The United Nations, the United States and the European Union have criticized the South's occupation of the oil field, equally denouncing Sudanese air strikes against the South.

There are widespread fears that the fighting will spread.

It is already the worst since South Sudan won independence in July after a 1983-2005 civil war which killed two million people.

On Tuesday, the U.N. Security Council discussed possible sanctions against Sudan and South Sudan in a bid to halt a wider war.

But Dahab said penalizing both the aggressor and the victim would be wrong.

"Logically it should be directed to the aggressor," he said.

Air strikes have killed several South Sudanese civilians and earlier this week damaged a U.N. peacekeeping camp in the South's Unity State.

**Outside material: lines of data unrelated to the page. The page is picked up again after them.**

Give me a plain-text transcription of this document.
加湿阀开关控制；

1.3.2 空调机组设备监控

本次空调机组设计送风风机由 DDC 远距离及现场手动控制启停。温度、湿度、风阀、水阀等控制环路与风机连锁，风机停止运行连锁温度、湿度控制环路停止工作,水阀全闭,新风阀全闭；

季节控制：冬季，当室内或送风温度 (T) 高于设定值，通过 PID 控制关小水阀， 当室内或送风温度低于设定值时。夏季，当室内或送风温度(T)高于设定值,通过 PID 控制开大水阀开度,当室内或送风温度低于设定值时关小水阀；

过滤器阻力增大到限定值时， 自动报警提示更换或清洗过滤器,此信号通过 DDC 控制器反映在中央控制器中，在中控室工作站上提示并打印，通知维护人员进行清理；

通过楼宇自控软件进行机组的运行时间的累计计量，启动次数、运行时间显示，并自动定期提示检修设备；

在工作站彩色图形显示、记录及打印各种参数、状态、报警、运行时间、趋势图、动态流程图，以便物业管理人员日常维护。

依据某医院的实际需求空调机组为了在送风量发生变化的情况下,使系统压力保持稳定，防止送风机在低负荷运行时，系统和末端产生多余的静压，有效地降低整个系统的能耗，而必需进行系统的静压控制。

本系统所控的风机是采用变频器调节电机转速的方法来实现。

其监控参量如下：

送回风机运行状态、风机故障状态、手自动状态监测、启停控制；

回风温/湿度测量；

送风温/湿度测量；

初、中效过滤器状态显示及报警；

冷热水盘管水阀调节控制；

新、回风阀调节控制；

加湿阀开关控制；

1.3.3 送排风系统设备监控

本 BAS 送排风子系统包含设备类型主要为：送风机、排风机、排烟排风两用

The two Sudans are locked "in a logic of war," with hardliners controlling both countries, international peace envoys told the U.N. Security council.

Although South Sudan disputes it, Heglig has been internationally regarded as being part of Sudan.

Princeton Lyman, the U.S. special envoy on Sudan and South Sudan, is expected in Khartoum on Thursday after a meeting in the South's capital Juba with President Salva Kiir.

His message will stress "that we need an immediate and unconditional cessation of violence, and we need both sides to get back to the AU process," State Department spokesman Mark Toner said.

He was referring to talks on a variety of protracted disputes brokered by the African Union. Sudan pulled out of those talks after the Heglig attack.

Both sides reported a deadly skirmish on Tuesday around their borders just outside the contested Abyei area, about 170 kilometers (105 miles) west of Heglig.

Khartoum's foreign ministry said rebels from Sudan's Darfur region have been photographed alongside South Sudanese troops in Heglig, but the rebels denied any involvement.

In another development, the impoverished South joined the World Bank and the International Monetary Fund on Wednesday.